With the continuous advancement of assisted reproductive technology, in particular IVF and contraception, you may wonder: why do we still need to study the biology of the ovary? Assisted reproductive technologies often have side effects, are highly costly, and are far from efficient. Their long-term biological and social impact also remains debatable. Furthermore, the ongoing obesity pandemic, increasingly delayed first childbirth, and prevalent environmental pollutants with detrimental effects on reproductive health, post numerous new challenges: they affect fertility and reproductive health by disrupting the function of reproductive organs, including the ovary, which provides the environment where oocytes grow and mature.
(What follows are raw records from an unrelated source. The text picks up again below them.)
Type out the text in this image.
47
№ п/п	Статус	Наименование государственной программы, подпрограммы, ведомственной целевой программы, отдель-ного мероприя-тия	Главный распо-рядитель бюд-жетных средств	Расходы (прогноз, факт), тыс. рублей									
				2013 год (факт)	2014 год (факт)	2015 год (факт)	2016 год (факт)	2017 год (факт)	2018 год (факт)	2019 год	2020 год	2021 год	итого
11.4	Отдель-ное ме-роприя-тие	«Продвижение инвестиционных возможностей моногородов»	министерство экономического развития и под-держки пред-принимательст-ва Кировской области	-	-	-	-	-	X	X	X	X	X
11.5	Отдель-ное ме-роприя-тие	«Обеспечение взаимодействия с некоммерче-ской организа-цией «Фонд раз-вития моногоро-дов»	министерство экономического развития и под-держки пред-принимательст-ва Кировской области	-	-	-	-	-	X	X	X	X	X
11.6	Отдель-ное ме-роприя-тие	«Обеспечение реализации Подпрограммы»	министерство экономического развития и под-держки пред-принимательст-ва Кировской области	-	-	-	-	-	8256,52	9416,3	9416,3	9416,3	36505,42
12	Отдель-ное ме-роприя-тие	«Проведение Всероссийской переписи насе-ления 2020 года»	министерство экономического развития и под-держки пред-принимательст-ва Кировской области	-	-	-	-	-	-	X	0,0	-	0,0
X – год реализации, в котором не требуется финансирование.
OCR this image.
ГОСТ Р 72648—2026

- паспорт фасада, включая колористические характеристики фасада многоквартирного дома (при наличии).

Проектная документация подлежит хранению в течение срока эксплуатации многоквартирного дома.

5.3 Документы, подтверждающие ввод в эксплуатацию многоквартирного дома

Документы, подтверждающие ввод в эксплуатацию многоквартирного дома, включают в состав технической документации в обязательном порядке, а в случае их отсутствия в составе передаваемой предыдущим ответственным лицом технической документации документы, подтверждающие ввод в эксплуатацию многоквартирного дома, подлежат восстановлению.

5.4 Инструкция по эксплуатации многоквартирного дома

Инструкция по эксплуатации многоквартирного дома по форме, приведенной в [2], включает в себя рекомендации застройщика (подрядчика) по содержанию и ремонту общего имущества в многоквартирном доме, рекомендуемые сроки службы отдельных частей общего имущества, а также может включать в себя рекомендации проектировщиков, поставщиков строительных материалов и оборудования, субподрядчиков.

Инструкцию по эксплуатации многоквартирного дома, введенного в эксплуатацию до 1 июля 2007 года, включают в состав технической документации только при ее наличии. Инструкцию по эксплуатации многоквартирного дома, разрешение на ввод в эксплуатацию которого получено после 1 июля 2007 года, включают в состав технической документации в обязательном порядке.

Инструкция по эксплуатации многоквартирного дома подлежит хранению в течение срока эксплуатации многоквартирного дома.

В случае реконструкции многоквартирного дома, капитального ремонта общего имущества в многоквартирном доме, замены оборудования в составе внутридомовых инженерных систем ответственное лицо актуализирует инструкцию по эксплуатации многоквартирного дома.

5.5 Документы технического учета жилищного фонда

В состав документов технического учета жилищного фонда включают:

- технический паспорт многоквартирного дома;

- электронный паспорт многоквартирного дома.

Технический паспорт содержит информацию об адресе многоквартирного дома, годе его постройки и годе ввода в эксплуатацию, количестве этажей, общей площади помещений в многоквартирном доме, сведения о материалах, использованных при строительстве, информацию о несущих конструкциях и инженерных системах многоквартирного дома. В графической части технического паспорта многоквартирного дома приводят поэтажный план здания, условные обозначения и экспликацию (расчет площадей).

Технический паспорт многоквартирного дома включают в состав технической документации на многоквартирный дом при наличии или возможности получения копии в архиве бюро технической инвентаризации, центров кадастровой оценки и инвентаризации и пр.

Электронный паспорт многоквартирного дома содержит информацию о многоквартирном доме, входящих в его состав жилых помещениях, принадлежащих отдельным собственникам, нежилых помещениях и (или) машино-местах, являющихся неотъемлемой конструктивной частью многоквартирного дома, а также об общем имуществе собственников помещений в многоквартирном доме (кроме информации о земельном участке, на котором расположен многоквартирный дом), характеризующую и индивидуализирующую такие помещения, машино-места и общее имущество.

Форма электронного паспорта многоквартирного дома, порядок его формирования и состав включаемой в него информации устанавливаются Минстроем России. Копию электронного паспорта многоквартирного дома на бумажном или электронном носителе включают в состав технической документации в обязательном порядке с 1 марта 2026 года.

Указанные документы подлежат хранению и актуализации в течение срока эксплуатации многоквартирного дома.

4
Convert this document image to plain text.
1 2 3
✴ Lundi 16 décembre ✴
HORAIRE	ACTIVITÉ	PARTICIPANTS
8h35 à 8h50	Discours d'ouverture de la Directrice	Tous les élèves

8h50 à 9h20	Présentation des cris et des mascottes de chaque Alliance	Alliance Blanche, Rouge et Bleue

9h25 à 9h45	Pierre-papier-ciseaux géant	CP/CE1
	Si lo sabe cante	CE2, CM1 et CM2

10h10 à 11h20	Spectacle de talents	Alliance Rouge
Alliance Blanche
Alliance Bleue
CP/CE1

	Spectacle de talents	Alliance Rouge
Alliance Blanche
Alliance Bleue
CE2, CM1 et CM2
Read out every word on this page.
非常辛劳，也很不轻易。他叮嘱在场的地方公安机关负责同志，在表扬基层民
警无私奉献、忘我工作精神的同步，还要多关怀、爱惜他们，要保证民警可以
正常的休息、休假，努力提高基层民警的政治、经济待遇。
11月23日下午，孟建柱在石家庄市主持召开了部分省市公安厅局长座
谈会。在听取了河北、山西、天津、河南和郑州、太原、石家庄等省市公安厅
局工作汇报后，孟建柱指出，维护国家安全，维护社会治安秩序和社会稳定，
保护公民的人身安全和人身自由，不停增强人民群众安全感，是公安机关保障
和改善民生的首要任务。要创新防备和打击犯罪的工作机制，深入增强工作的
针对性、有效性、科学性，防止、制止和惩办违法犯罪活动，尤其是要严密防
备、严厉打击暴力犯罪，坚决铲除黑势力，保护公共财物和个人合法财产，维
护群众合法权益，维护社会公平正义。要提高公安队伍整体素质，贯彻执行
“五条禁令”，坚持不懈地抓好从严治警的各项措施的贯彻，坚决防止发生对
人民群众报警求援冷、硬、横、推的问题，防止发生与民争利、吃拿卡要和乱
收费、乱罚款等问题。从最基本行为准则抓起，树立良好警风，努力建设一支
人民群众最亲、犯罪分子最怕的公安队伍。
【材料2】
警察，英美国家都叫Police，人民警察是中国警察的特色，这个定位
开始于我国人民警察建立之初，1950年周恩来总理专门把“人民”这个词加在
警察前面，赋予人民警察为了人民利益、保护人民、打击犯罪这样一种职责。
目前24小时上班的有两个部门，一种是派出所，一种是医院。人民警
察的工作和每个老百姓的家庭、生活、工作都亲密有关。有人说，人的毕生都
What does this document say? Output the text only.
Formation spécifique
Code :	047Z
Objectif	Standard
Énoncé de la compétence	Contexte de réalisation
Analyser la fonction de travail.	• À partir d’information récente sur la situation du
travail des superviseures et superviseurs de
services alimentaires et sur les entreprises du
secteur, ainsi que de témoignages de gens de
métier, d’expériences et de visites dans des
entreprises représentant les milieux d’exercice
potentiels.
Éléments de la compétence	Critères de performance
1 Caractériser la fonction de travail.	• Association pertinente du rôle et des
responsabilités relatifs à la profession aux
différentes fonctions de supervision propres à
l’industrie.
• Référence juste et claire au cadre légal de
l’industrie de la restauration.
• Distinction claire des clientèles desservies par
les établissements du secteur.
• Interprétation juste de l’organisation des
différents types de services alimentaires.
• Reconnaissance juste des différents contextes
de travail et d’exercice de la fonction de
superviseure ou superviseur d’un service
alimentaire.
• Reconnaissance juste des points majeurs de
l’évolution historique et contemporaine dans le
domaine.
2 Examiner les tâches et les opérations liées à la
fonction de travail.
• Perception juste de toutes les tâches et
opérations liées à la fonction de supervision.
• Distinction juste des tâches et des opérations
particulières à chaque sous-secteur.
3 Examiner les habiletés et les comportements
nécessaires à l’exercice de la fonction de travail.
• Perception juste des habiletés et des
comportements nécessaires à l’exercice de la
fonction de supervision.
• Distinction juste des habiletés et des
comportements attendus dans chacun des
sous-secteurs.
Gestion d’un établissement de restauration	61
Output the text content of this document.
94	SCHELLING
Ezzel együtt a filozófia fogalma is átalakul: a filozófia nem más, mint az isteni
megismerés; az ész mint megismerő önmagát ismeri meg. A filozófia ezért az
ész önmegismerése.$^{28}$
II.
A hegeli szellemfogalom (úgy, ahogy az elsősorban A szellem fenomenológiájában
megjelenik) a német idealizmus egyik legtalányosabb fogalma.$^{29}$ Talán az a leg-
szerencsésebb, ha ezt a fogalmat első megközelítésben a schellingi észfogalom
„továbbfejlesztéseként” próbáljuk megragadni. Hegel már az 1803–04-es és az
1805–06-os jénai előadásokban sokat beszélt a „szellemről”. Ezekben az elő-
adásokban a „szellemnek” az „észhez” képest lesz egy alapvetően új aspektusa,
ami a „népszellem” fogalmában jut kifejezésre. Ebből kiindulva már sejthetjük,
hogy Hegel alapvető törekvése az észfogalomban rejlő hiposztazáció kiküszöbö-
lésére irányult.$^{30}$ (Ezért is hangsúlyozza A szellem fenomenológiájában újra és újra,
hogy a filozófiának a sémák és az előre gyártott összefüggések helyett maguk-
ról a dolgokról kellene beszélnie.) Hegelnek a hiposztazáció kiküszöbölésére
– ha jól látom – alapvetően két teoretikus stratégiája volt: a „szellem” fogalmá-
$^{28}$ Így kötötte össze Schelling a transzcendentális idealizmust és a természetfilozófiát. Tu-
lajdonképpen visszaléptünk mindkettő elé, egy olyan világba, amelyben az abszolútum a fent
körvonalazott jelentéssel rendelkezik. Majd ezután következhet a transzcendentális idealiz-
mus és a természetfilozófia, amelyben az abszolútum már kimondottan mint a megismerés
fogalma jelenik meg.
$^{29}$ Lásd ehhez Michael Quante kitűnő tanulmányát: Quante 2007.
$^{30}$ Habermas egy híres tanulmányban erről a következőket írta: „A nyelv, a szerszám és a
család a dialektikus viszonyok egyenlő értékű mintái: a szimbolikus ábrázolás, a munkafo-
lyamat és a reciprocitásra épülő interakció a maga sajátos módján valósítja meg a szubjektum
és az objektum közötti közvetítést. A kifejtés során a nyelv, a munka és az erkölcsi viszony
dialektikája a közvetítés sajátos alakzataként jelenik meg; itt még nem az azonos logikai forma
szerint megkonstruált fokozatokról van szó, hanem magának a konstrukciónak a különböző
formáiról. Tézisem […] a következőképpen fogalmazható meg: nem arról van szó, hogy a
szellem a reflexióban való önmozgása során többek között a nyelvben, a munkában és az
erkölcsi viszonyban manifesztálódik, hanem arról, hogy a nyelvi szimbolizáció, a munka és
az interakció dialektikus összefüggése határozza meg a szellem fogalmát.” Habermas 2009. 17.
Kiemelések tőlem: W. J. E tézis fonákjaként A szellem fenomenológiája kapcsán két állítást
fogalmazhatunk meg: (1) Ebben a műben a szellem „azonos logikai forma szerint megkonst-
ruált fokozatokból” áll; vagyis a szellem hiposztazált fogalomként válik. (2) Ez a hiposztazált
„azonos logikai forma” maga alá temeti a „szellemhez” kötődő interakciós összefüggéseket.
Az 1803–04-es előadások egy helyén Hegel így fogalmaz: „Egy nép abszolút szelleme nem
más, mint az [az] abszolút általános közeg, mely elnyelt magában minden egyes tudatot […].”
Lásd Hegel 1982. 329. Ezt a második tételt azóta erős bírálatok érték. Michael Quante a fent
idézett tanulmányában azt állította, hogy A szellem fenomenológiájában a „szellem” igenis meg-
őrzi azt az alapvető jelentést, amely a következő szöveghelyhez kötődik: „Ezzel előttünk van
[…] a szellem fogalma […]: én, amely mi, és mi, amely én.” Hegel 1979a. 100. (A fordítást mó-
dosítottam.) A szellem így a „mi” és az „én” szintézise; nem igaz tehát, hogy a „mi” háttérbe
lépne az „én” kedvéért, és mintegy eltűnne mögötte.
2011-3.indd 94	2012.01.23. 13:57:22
Therefore, it is imperative to gain more understanding of how the ovary responds to various physiological and environmental stresses and subsequently impacts the health of oocytes.

Researchers at CoRe are fascinated by the ovary also because of its intriguing biology. What Mother Earth is to us, the ovary is to oocytes- the source of new life. The cyclic changes in the ovary’s structure and function in the reproductively active period is an ode to the highly coordinated dance between the constructive and deconstructive force of life: all have to be in the right place at the right time, and all is hormonally regulated. We hope to develop the ovary as a powerful and unique model for discovering fundamental mechanisms regulating dynamic tissue remodeling processes in physiological as well pathological conditions. Such knowledge will also undoubtedly be beneficial for improving the health of the ovary.

For several decades, researchers at Cornell University have made a long-lasting impact on our understanding of ovarian biology. Much of this work focused on domestic species, in particular dairy cows, which continue to serve as an important model for research in ovarian biology. Importantly, less-than-satisfactory reproductive performance of high-performing dairy cows is a pressing problem in dairy agriculture.